Appearing yesterday morning alongside the Inner City Legal Centre, Justin Koonin, co-convener for the GLRL, said while issues around provocation were much broader than just the homosexual advance defence, it nevertheless remained of great concern to the gay and lesbian community.
“Our position comes from the belief that a non-violent sexual advance should never, by itself, form the basis for a partial defence against murder – regardless of the sex or gender of the people involved,” Koonin said.
“In practice, the defence has only ever been applied in the case of a non-violent advance from a male to another male – eleven times between 1990 and 2004. It has never been applied to an advance from a male to a female, a female to a male, a female to a female – and nor should it be.”
Koonin said such glaring statistics clearly showed gay males were receiving differential treatment under the legal system.
“The question that needs to be addressed is whether a non-violent sexual advance is so grave and abhorrent an offence that the hypothetical ‘ordinary person in the position of the accused’ would have been induced to form an intent to kill or to inflict grievous bodily harm,” Koonin said.
“It is difficult to see how that is the case today, if indeed it ever was. A society which is close to providing legislative equality for gay and lesbian people, and in which, I think it is fair to say, most people accept gay and lesbian people as equals, is not a society in which the ‘ordinary person’ would be driven to kill by an unwanted non-violent advance.”

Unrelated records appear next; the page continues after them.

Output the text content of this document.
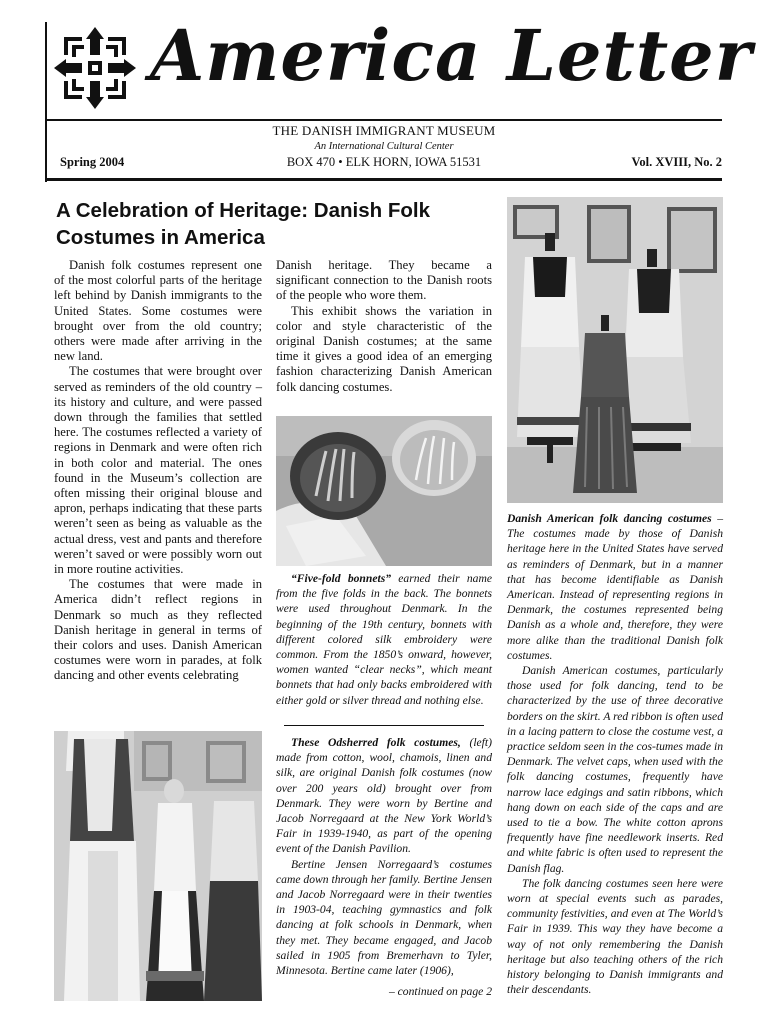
America Letter
THE DANISH IMMIGRANT MUSEUM
An International Cultural Center
BOX 470 • ELK HORN, IOWA 51531
Spring 2004	Vol. XVIII, No. 2
A Celebration of Heritage: Danish Folk Costumes in America

Danish folk costumes represent one of the most colorful parts of the heritage left behind by Danish immigrants to the United States. Some costumes were brought over from the old country; others were made after arriving in the new land.

The costumes that were brought over served as reminders of the old country – its history and culture, and were passed down through the families that settled here. The costumes reflected a variety of regions in Denmark and were often rich in both color and material. The ones found in the Museum’s collection are often missing their original blouse and apron, perhaps indicating that these parts weren’t seen as being as valuable as the actual dress, vest and pants and therefore weren’t saved or were possibly worn out in more routine activities.

The costumes that were made in America didn’t reflect regions in Denmark so much as they reflected Danish heritage in general in terms of their colors and uses. Danish American costumes were worn in parades, at folk dancing and other events celebrating

Danish heritage. They became a significant connection to the Danish roots of the people who wore them.

This exhibit shows the variation in color and style characteristic of the original Danish costumes; at the same time it gives a good idea of an emerging fashion characterizing Danish American folk dancing costumes.

“Five-fold bonnets” earned their name from the five folds in the back. The bonnets were used throughout Denmark. In the beginning of the 19th century, bonnets with different colored silk embroidery were common. From the 1850’s onward, however, women wanted “clear necks”, which meant bonnets that had only backs embroidered with either gold or silver thread and nothing else.

These Odsherred folk costumes, (left) made from cotton, wool, chamois, linen and silk, are original Danish folk costumes (now over 200 years old) brought over from Denmark. They were worn by Bertine and Jacob Norregaard at the New York World’s Fair in 1939-1940, as part of the opening event of the Danish Pavilion.

Bertine Jensen Norregaard’s costumes came down through her family. Bertine Jensen and Jacob Norregaard were in their twenties in 1903-04, teaching gymnastics and folk dancing at folk schools in Denmark, when they met. They became engaged, and Jacob sailed in 1905 from Bremerhavn to Tyler, Minnesota. Bertine came later (1906),

– continued on page 2

Danish American folk dancing costumes – The costumes made by those of Danish heritage here in the United States have served as reminders of Denmark, but in a manner that has become identifiable as Danish American. Instead of representing regions in Denmark, the costumes represented being Danish as a whole and, therefore, they were more alike than the traditional Danish folk costumes.

Danish American costumes, particularly those used for folk dancing, tend to be characterized by the use of three decorative borders on the skirt. A red ribbon is often used in a lacing pattern to close the costume vest, a practice seldom seen in the cos-tumes made in Denmark. The velvet caps, when used with the folk dancing costumes, frequently have narrow lace edgings and satin ribbons, which hang down on each side of the caps and are used to tie a bow. The white cotton aprons frequently have fine needlework inserts. Red and white fabric is often used to represent the Danish flag.

The folk dancing costumes seen here were worn at special events such as parades, community festivities, and even at The World’s Fair in 1939. This way they have become a way of not only remembering the Danish heritage but also teaching others of the rich history belonging to Danish immigrants and their descendants.
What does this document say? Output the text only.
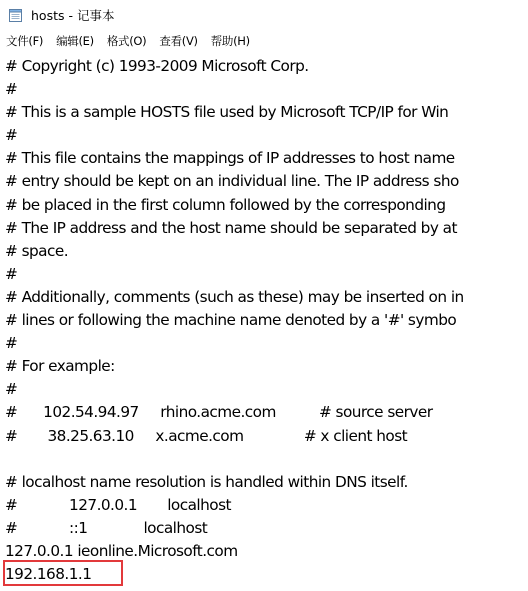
hosts - 记事本
文件(F) 编辑(E) 格式(O) 查看(V) 帮助(H)
# Copyright (c) 1993-2009 Microsoft Corp.
#
# This is a sample HOSTS file used by Microsoft TCP/IP for Win
#
# This file contains the mappings of IP addresses to host name
# entry should be kept on an individual line. The IP address sho
# be placed in the first column followed by the corresponding
# The IP address and the host name should be separated by at
# space.
#
# Additionally, comments (such as these) may be inserted on in
# lines or following the machine name denoted by a '#' symbo
#
# For example:
#
#      102.54.94.97     rhino.acme.com          # source server
#       38.25.63.10     x.acme.com              # x client host
# localhost name resolution is handled within DNS itself.
#            127.0.0.1       localhost
#            ::1             localhost
127.0.0.1 ieonline.Microsoft.com
192.168.1.1
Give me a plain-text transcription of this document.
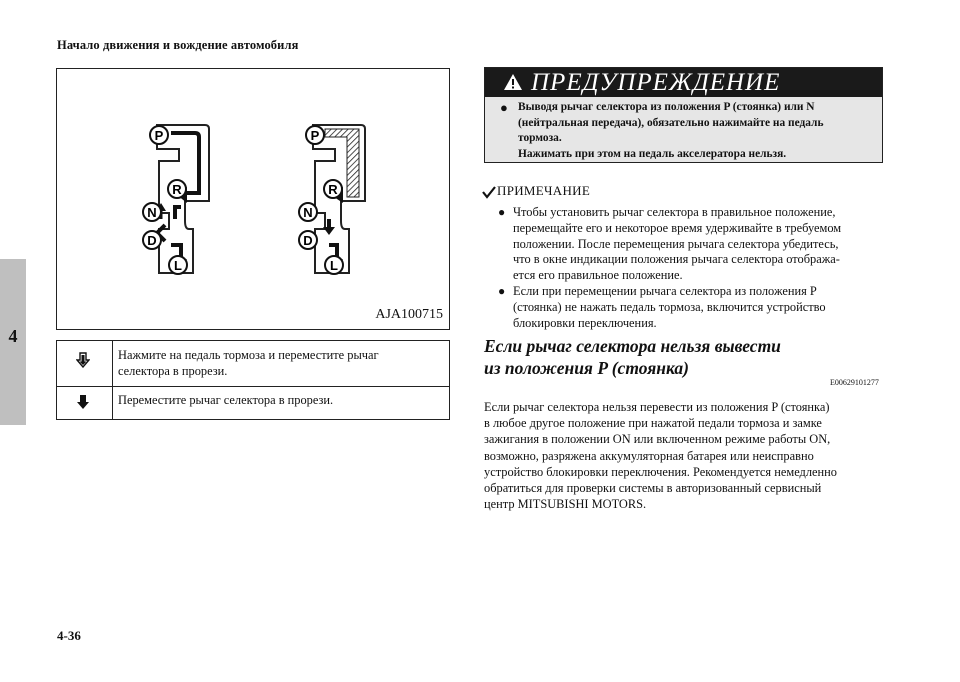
Начало движения и вождение автомобиля
4
P
R
N
D
L
P
R
N
D
L
AJA100715
Нажмите на педаль тормоза и переместите рычаг
селектора в прорези.
Переместите рычаг селектора в прорези.
ПРЕДУПРЕЖДЕНИЕ
● Выводя рычаг селектора из положения P (стоянка) или N
(нейтральная передача), обязательно нажимайте на педаль
тормоза.
Нажимать при этом на педаль акселератора нельзя.
ПРИМЕЧАНИЕ
● Чтобы установить рычаг селектора в правильное положение,
перемещайте его и некоторое время удерживайте в требуемом
положении. После перемещения рычага селектора убедитесь,
что в окне индикации положения рычага селектора отобража-
ется его правильное положение.
● Если при перемещении рычага селектора из положения P
(стоянка) не нажать педаль тормоза, включится устройство
блокировки переключения.
Если рычаг селектора нельзя вывести
из положения P (стоянка)
E00629101277
Если рычаг селектора нельзя перевести из положения P (стоянка)
в любое другое положение при нажатой педали тормоза и замке
зажигания в положении ON или включенном режиме работы ON,
возможно, разряжена аккумуляторная батарея или неисправно
устройство блокировки переключения. Рекомендуется немедленно
обратиться для проверки системы в авторизованный сервисный
центр MITSUBISHI MOTORS.
4-36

Also appearing at the inquiry yesterday was NSW Police Assistant Commissioner Mark Murdoch who argued for laws dealing with provocation to be reformed so that the defence may only be used when the alleged provocation itself was extreme, criminal and/or violent.
“Words alone should not amount to provocation, no matter the intensity, ferocity or malice,” Murdoch said.

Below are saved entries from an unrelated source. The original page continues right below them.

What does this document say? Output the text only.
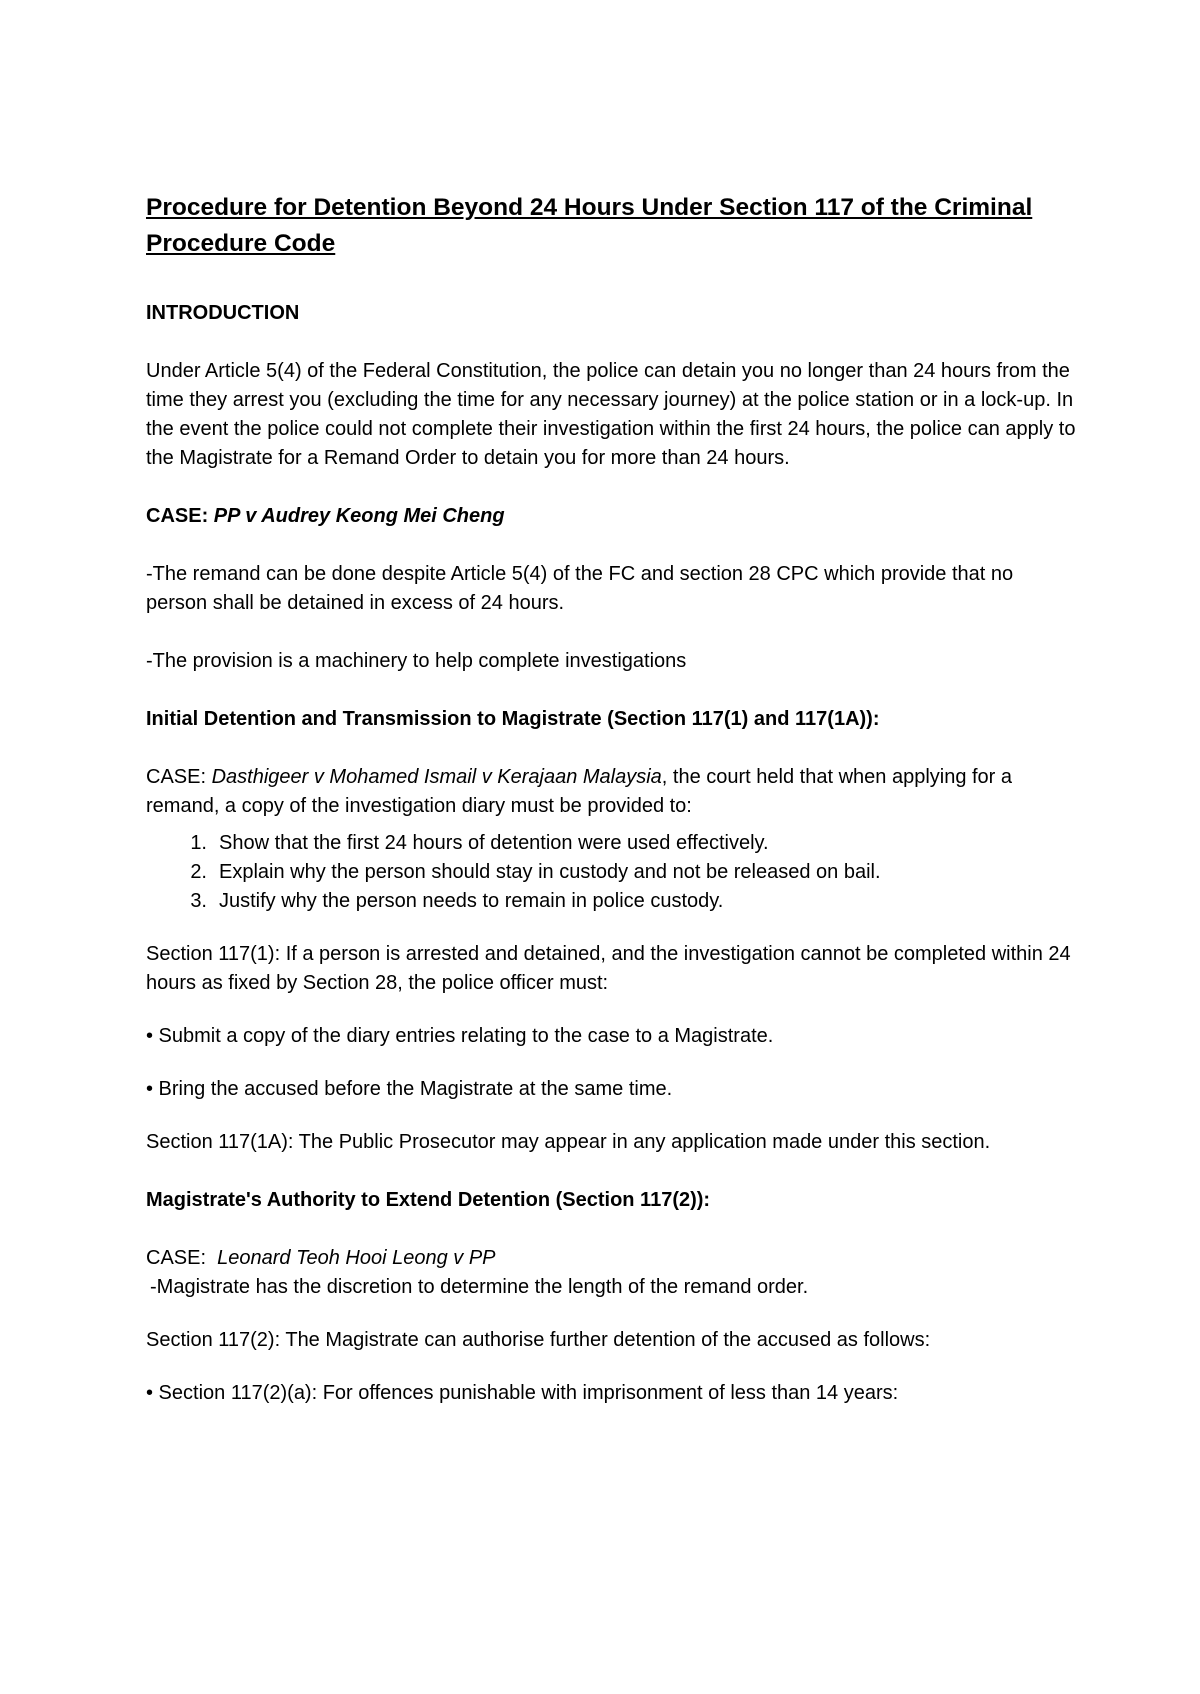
Procedure for Detention Beyond 24 Hours Under Section 117 of the Criminal Procedure Code

INTRODUCTION

Under Article 5(4) of the Federal Constitution, the police can detain you no longer than 24 hours from the time they arrest you (excluding the time for any necessary journey) at the police station or in a lock-up. In the event the police could not complete their investigation within the first 24 hours, the police can apply to the Magistrate for a Remand Order to detain you for more than 24 hours.

CASE: PP v Audrey Keong Mei Cheng

-The remand can be done despite Article 5(4) of the FC and section 28 CPC which provide that no person shall be detained in excess of 24 hours.

-The provision is a machinery to help complete investigations

Initial Detention and Transmission to Magistrate (Section 117(1) and 117(1A)):

CASE: Dasthigeer v Mohamed Ismail v Kerajaan Malaysia, the court held that when applying for a remand, a copy of the investigation diary must be provided to:

1. Show that the first 24 hours of detention were used effectively.
2. Explain why the person should stay in custody and not be released on bail.
3. Justify why the person needs to remain in police custody.

Section 117(1): If a person is arrested and detained, and the investigation cannot be completed within 24 hours as fixed by Section 28, the police officer must:

• Submit a copy of the diary entries relating to the case to a Magistrate.

• Bring the accused before the Magistrate at the same time.

Section 117(1A): The Public Prosecutor may appear in any application made under this section.

Magistrate's Authority to Extend Detention (Section 117(2)):

CASE: Leonard Teoh Hooi Leong v PP

-Magistrate has the discretion to determine the length of the remand order.

Section 117(2): The Magistrate can authorise further detention of the accused as follows:

• Section 117(2)(a): For offences punishable with imprisonment of less than 14 years:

“For goodness sake … I would like to think in the 21st century we are beyond the fact that if adultery occurs in a marriage or between partners, that is not sufficient reason in itself to take someone’s life.”
Laws pertaining to provocation in NSW were first adopted as legislation in 1873 and later reproduced in the Crimes Act 1900.

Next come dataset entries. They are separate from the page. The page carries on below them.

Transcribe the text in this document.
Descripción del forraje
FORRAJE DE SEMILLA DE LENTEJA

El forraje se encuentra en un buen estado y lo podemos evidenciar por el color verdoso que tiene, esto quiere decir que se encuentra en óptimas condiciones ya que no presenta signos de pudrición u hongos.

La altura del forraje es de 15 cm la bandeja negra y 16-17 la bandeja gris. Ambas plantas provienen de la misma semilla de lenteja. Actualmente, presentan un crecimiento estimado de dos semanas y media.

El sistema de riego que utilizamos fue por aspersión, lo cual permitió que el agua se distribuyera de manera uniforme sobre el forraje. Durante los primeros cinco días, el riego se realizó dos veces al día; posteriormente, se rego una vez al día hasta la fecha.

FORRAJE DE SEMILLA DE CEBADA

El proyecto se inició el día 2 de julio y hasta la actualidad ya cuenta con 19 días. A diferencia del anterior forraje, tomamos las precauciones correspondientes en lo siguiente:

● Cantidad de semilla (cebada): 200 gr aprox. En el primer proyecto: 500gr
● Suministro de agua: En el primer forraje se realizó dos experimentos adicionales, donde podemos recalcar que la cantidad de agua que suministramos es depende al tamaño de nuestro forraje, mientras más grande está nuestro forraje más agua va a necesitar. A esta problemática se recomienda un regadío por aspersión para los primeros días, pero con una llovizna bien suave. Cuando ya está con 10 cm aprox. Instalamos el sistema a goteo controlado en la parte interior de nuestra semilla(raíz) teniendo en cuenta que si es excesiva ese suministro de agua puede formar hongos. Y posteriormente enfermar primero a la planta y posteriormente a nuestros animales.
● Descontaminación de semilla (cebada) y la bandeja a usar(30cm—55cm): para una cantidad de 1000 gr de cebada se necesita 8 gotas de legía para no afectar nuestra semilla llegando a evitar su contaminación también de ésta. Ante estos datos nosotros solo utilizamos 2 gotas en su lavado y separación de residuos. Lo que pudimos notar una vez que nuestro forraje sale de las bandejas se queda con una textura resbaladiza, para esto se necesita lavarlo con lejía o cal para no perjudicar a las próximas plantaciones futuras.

Provocation laws across Australia have come under strong scrutiny in recent years, with Tasmania the first state to abolish it in 2003. Victoria also abolished the defence in 2005 as did Western Australia in 2008. In 2004 and 2006, the ACT and Northern Territory respectively enacted provisions to exclude non-violent sexual advances from forming the basis of a defence of provocation.
Along with NSW, South Australia continues to allow the use of provocation as a partial defence to murder with the law in Queensland also allowing accused persons to use it in cases not only involving murder but also assault. Unlike in NSW, the onus however falls upon the defence in Queensland trials to prove that provocation took place although many legal and gay advocates say this change has not entirely closed the “loophole” in that state.